Ein Mann, auf dessen blauem Overall das große „U-R“- Emblem der Sonderabteilung prangte, trat in den Flur und winkte Hatamura zu.
„Grüß’ dich, Jar“, sagte er. „Die anderen Räume kannst du vernachlässigen. Da wuselt’s ohnehin vor ‚Nasenbären’ und ‚Plattwürmern’. Das wirklich Interessante gibt’s hier zu sehen.“
„Hi, Marv!“ Trotz des Ambientes konnte sich Hatamura ein Lächeln nicht verkneifen. „Hast du schön gehört? Einer der ‚Plattwürmer’ hat es sogar zum Captain geschafft.“ Für ‚U-R- Agenten’ waren alle normalen Polizisten ‚Plattwürmer’, die Leute von der Spurensicherung „Nasenbären“. Er herrschte ein wirklich herzhafter Ton zwischen den einzelnen Abteilungen.
Als Special Agent Jaron Katsuro Hatamura das hintere Zimmer betrat, verwandelte sich sein Lächeln schlagartig in einen stummen Schrei.
Der Raum war ein schmales Rechteck von etwa fünf Metern Länge und zwei Metern Breite.

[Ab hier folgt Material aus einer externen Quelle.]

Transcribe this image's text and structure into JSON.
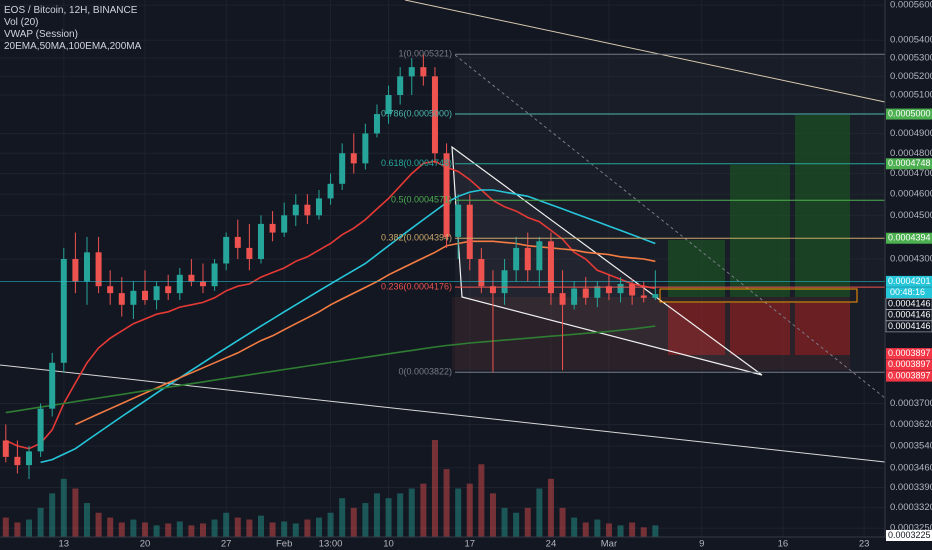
{
  "chart_data": {
    "type": "candlestick",
    "title": "EOS / Bitcoin, 12H, BINANCE",
    "indicators": [
      "Vol (20)",
      "VWAP (Session)",
      "20EMA,50MA,100EMA,200MA"
    ],
    "log_scale": true,
    "grid": true,
    "up_color": "#26a69a",
    "down_color": "#ef5350",
    "categories": [
      null,
      null,
      null,
      null,
      null,
      null,
      null,
      null,
      null,
      null,
      null,
      null,
      null,
      null,
      null,
      null,
      null,
      null,
      null,
      null,
      null,
      null,
      null,
      null,
      null,
      null,
      null,
      null,
      null,
      null,
      null,
      null,
      null,
      null,
      null,
      null,
      null,
      null,
      null,
      null,
      null,
      null,
      null,
      null,
      null,
      null,
      null,
      null,
      null,
      null,
      null,
      null,
      null,
      null,
      null,
      null,
      null
    ],
    "open": [
      0.000356,
      0.00035,
      0.000347,
      0.000352,
      0.000368,
      0.000386,
      0.00043,
      0.00042,
      0.000433,
      0.000418,
      0.000415,
      0.00041,
      0.000416,
      0.000412,
      0.000418,
      0.000415,
      0.000423,
      0.00042,
      0.000418,
      0.000428,
      0.00044,
      0.000435,
      0.00043,
      0.000446,
      0.000442,
      0.00045,
      0.000455,
      0.00045,
      0.000458,
      0.000465,
      0.00048,
      0.000475,
      0.00049,
      0.0005,
      0.00051,
      0.00052,
      0.000525,
      0.00052,
      0.00048,
      0.00044,
      0.000455,
      0.00043,
      0.000418,
      0.000415,
      0.000425,
      0.000435,
      0.000425,
      0.000438,
      0.000415,
      0.00041,
      0.000417,
      0.000413,
      0.000418,
      0.000415,
      0.000419,
      0.000414,
      0.000413
    ],
    "high": [
      0.000362,
      0.000356,
      0.000354,
      0.00037,
      0.00039,
      0.000435,
      0.000442,
      0.00044,
      0.00044,
      0.000425,
      0.000422,
      0.00042,
      0.000425,
      0.00042,
      0.000423,
      0.000426,
      0.00043,
      0.000428,
      0.00043,
      0.000442,
      0.000448,
      0.000446,
      0.00045,
      0.000452,
      0.000456,
      0.00046,
      0.00046,
      0.000462,
      0.00047,
      0.000485,
      0.00049,
      0.000495,
      0.000505,
      0.000515,
      0.000525,
      0.00053,
      0.0005321,
      0.000525,
      0.000485,
      0.00046,
      0.00046,
      0.000435,
      0.000425,
      0.00043,
      0.00044,
      0.000442,
      0.00044,
      0.000442,
      0.000425,
      0.00042,
      0.000422,
      0.00042,
      0.000423,
      0.000422,
      0.000421,
      0.00042,
      0.000425
    ],
    "low": [
      0.000348,
      0.000344,
      0.000342,
      0.00035,
      0.000365,
      0.000382,
      0.000415,
      0.00041,
      0.000415,
      0.00041,
      0.000405,
      0.000404,
      0.00041,
      0.000408,
      0.000412,
      0.000412,
      0.000418,
      0.000415,
      0.000416,
      0.000425,
      0.00043,
      0.000425,
      0.000428,
      0.000438,
      0.00044,
      0.000445,
      0.000446,
      0.000448,
      0.000455,
      0.000462,
      0.00047,
      0.000472,
      0.000488,
      0.000495,
      0.000505,
      0.00051,
      0.000515,
      0.000475,
      0.000435,
      0.00043,
      0.000425,
      0.000415,
      0.0003822,
      0.00041,
      0.00042,
      0.00042,
      0.000418,
      0.00041,
      0.000383,
      0.000408,
      0.00041,
      0.000409,
      0.000412,
      0.000411,
      0.00041,
      0.000411,
      0.000412
    ],
    "close": [
      0.00035,
      0.000347,
      0.000352,
      0.000368,
      0.000386,
      0.00043,
      0.00042,
      0.000433,
      0.000418,
      0.000415,
      0.00041,
      0.000416,
      0.000412,
      0.000418,
      0.000415,
      0.000423,
      0.00042,
      0.000418,
      0.000428,
      0.00044,
      0.000435,
      0.00043,
      0.000446,
      0.000442,
      0.00045,
      0.000455,
      0.00045,
      0.000458,
      0.000465,
      0.00048,
      0.000475,
      0.00049,
      0.0005,
      0.00051,
      0.00052,
      0.000525,
      0.00052,
      0.00048,
      0.00044,
      0.000455,
      0.00043,
      0.000418,
      0.000415,
      0.000425,
      0.000435,
      0.000425,
      0.000438,
      0.000415,
      0.00041,
      0.000417,
      0.000413,
      0.000418,
      0.000415,
      0.000419,
      0.000414,
      0.000413,
      0.0004146
    ],
    "volume": [
      20,
      15,
      18,
      30,
      45,
      60,
      50,
      35,
      25,
      20,
      15,
      18,
      15,
      12,
      14,
      16,
      12,
      14,
      18,
      25,
      20,
      18,
      22,
      15,
      16,
      14,
      18,
      20,
      25,
      40,
      30,
      35,
      45,
      40,
      45,
      50,
      55,
      100,
      70,
      50,
      55,
      75,
      45,
      30,
      25,
      30,
      50,
      60,
      30,
      20,
      15,
      18,
      14,
      12,
      15,
      10,
      12
    ],
    "volume_ylim": [
      0,
      100
    ],
    "series": [
      {
        "color": "#e53935",
        "values": [
          0.000356,
          0.000354,
          0.000353,
          0.000355,
          0.00036,
          0.00037,
          0.000378,
          0.000386,
          0.000392,
          0.000396,
          0.000399,
          0.000402,
          0.000404,
          0.000406,
          0.000407,
          0.000409,
          0.00041,
          0.000411,
          0.000413,
          0.000416,
          0.000418,
          0.000419,
          0.000422,
          0.000424,
          0.000426,
          0.000429,
          0.000431,
          0.000434,
          0.000437,
          0.000441,
          0.000444,
          0.000448,
          0.000453,
          0.000458,
          0.000464,
          0.00047,
          0.000475,
          0.000476,
          0.000473,
          0.000471,
          0.000467,
          0.000462,
          0.000457,
          0.000454,
          0.000452,
          0.000449,
          0.000447,
          0.000443,
          0.000439,
          0.000433,
          0.00043,
          0.000425,
          0.000423,
          0.000421,
          0.000419,
          0.000418,
          0.000417
        ]
      },
      {
        "color": "#26c6da",
        "values": [
          null,
          null,
          null,
          0.000348,
          0.000349,
          0.000351,
          0.000353,
          0.000356,
          0.000359,
          0.000362,
          0.000365,
          0.000368,
          0.000371,
          0.000374,
          0.000377,
          0.00038,
          0.000383,
          0.000386,
          0.000389,
          0.000392,
          0.000395,
          0.000398,
          0.000401,
          0.000404,
          0.000407,
          0.00041,
          0.000413,
          0.000416,
          0.000419,
          0.000422,
          0.000425,
          0.000428,
          0.000432,
          0.000436,
          0.00044,
          0.000444,
          0.000448,
          0.000452,
          0.000456,
          0.000459,
          0.000461,
          0.000462,
          0.000462,
          0.000461,
          0.00046,
          0.000459,
          0.000457,
          0.000455,
          0.000453,
          0.000451,
          0.000449,
          0.000447,
          0.000445,
          0.000443,
          0.000441,
          0.000439,
          0.000437
        ]
      },
      {
        "color": "#f57c42",
        "values": [
          null,
          null,
          null,
          null,
          null,
          null,
          0.000362,
          0.000364,
          0.000366,
          0.000368,
          0.00037,
          0.000372,
          0.000374,
          0.000376,
          0.000378,
          0.00038,
          0.000382,
          0.000384,
          0.000386,
          0.000388,
          0.00039,
          0.0003925,
          0.000395,
          0.000397,
          0.0003995,
          0.000402,
          0.0004045,
          0.000407,
          0.00041,
          0.0004125,
          0.000415,
          0.0004175,
          0.00042,
          0.000423,
          0.0004255,
          0.000428,
          0.0004305,
          0.000433,
          0.000436,
          0.000437,
          0.000438,
          0.000438,
          0.000438,
          0.0004375,
          0.000437,
          0.000436,
          0.0004355,
          0.000435,
          0.0004345,
          0.000434,
          0.000433,
          0.0004325,
          0.000432,
          0.000431,
          0.0004305,
          0.00043,
          0.000429
        ]
      },
      {
        "color": "#2e7d32",
        "values": [
          0.0003665,
          0.0003672,
          0.0003679,
          0.0003686,
          0.0003693,
          0.00037,
          0.0003707,
          0.0003714,
          0.0003721,
          0.0003728,
          0.0003735,
          0.0003742,
          0.0003749,
          0.0003756,
          0.0003763,
          0.000377,
          0.0003777,
          0.0003784,
          0.0003791,
          0.0003798,
          0.0003805,
          0.0003812,
          0.0003819,
          0.0003826,
          0.0003833,
          0.000384,
          0.0003847,
          0.0003854,
          0.0003861,
          0.0003868,
          0.0003875,
          0.0003882,
          0.0003889,
          0.0003896,
          0.0003903,
          0.000391,
          0.0003917,
          0.0003924,
          0.000393,
          0.0003935,
          0.000394,
          0.0003944,
          0.0003948,
          0.0003952,
          0.0003956,
          0.000396,
          0.0003964,
          0.0003968,
          0.0003972,
          0.0003976,
          0.000398,
          0.0003984,
          0.0003988,
          0.0003993,
          0.0003998,
          0.0004004,
          0.000401
        ]
      }
    ],
    "xlim": [
      -0.5,
      75.8
    ],
    "xticks": [
      {
        "value": 5,
        "label": "13"
      },
      {
        "value": 12,
        "label": "20"
      },
      {
        "value": 19,
        "label": "27"
      },
      {
        "value": 24,
        "label": "Feb"
      },
      {
        "value": 28,
        "label": "13:00"
      },
      {
        "value": 33,
        "label": "10"
      },
      {
        "value": 40,
        "label": "17"
      },
      {
        "value": 47,
        "label": "24"
      },
      {
        "value": 52,
        "label": "Mar"
      },
      {
        "value": 60,
        "label": "9"
      },
      {
        "value": 67,
        "label": "16"
      },
      {
        "value": 74,
        "label": "23"
      }
    ],
    "ylim": [
      0.000322,
      0.000563
    ],
    "yticks": [
      {
        "value": 0.00056,
        "label": "0.0005600"
      },
      {
        "value": 0.00054,
        "label": "0.0005400"
      },
      {
        "value": 0.00053,
        "label": "0.0005300"
      },
      {
        "value": 0.00052,
        "label": "0.0005200"
      },
      {
        "value": 0.00051,
        "label": "0.0005100"
      },
      {
        "value": 0.00049,
        "label": "0.0004900"
      },
      {
        "value": 0.00048,
        "label": "0.0004800"
      },
      {
        "value": 0.00047,
        "label": "0.0004700"
      },
      {
        "value": 0.00046,
        "label": "0.0004600"
      },
      {
        "value": 0.00045,
        "label": "0.0004500"
      },
      {
        "value": 0.00043,
        "label": "0.0004300"
      },
      {
        "value": 0.00037,
        "label": "0.0003700"
      },
      {
        "value": 0.000362,
        "label": "0.0003620"
      },
      {
        "value": 0.000354,
        "label": "0.0003540"
      },
      {
        "value": 0.000346,
        "label": "0.0003460"
      },
      {
        "value": 0.000339,
        "label": "0.0003390"
      },
      {
        "value": 0.000332,
        "label": "0.0003320"
      },
      {
        "value": 0.000325,
        "label": "0.0003250"
      }
    ],
    "fib_levels": [
      {
        "value": 0.0005321,
        "label": "1(0.0005321)",
        "color": "#787b86"
      },
      {
        "value": 0.0005,
        "label": "0.786(0.0005000)",
        "color": "#4db6ac"
      },
      {
        "value": 0.0004748,
        "label": "0.618(0.0004748)",
        "color": "#26a69a"
      },
      {
        "value": 0.0004571,
        "label": "0.5(0.0004571)",
        "color": "#4caf50"
      },
      {
        "value": 0.0004394,
        "label": "0.382(0.0004394)",
        "color": "#c9a86a"
      },
      {
        "value": 0.0004176,
        "label": "0.236(0.0004176)",
        "color": "#ef5350"
      },
      {
        "value": 0.0003822,
        "label": "0(0.0003822)",
        "color": "#787b86"
      }
    ],
    "price_labels": [
      {
        "value": 0.0005,
        "label": "0.0005000",
        "color": "#4caf50"
      },
      {
        "value": 0.0004748,
        "label": "0.0004748",
        "color": "#4caf50"
      },
      {
        "value": 0.0004394,
        "label": "0.0004394",
        "color": "#4caf50"
      },
      {
        "value": 0.0004201,
        "label": "0.0004201",
        "color": "#26c6da"
      },
      {
        "value": 0.0004146,
        "label": "0.0004146",
        "color": "#131722"
      },
      {
        "value": 0.0004146,
        "label": "0.0004146",
        "color": "#131722"
      },
      {
        "value": 0.0004146,
        "label": "0.0004146",
        "color": "#131722"
      },
      {
        "value": 0.0003897,
        "label": "0.0003897",
        "color": "#f23645"
      },
      {
        "value": 0.0003897,
        "label": "0.0003897",
        "color": "#f23645"
      },
      {
        "value": 0.0003897,
        "label": "0.0003897",
        "color": "#f23645"
      },
      {
        "value": 0.0003225,
        "label": "0.0003225",
        "color": "#ffffff"
      }
    ],
    "countdown": "00:48:16"
  }
}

Er war mit einem Bett, einem Schrank und einem Schreibtisch mit Computer- Terminal und obligatorischem Steady- Ground möbliert; es gab nichts, was dieses Zimmer von dem hunderttausend anderer Jugendlicher unterschieden hätte. Bis auf das Blut.
Die Außenwand wurde durch die Holo- Projektion eines düsteren Friedhofs aufgelöst. Unzählige senkrecht und diagonal verlaufende Blutspritzer zerstörten jedoch die räumliche Illusion. Hatamura atmete keuchend aus. Erst jetzt bemerkte er, dass er bislang die Luft angehalten hatte. Als er erneut einatmete, musste er mit aller Kraft einen Würgereflex unterdrücken. Die Luft hatte eine fast greifbare Qualität angenommen, so sehr stank sie nach süßlichem Kupfer. Der Beamte zog sofort ein Taschentuch aus dem Trenchcoat und hielt es sich vor die Nase. Er war kein Neuling in dem Geschäft. Bei der Drogenfahndung hatte er zuweilen die Opfer brutalster Verbrechen gesehen, an DAS jedoch würde er sich nie gewöhnen können. Der Raum sah aus, als sei in seiner Mitte ein riesiger Farbbeutel explodiert. Ein tachistisches Environment in Purpur, Karmin, Zinnober, Violett, Schwarzbraun und Magenta. Erst als er in einer der bunt schillernden Lachen einen kleinen fleischlichen Klumpen entdeckte, rief er sich in Erinnerung, dass er sich nicht inmitten einer künstlerischen Inszenierung befand. Tatsächlich starrte Hatamura auf die Überreste eines menschlichen Körpers.
„Was…was zum Teufel ist hier geschehen?“, presste er mühsam hervor.
„Eigentlich dasselbe wie bei den letzten sieben Fällen auch“, antwortete sein Kollege. Special Agent Marvin Goodwin war seit sechs Monaten Hatamuras Partner. Der hagere kleine Mann mit dem schütteren roten Haar galt unter den Kollegen als ‚Urgestein’. Gerüchten zufolge hatte er schon Replikanten gejagt, lange bevor ein Schriftsteller wie Philip K. Dick die Träume eines Androiden erfand.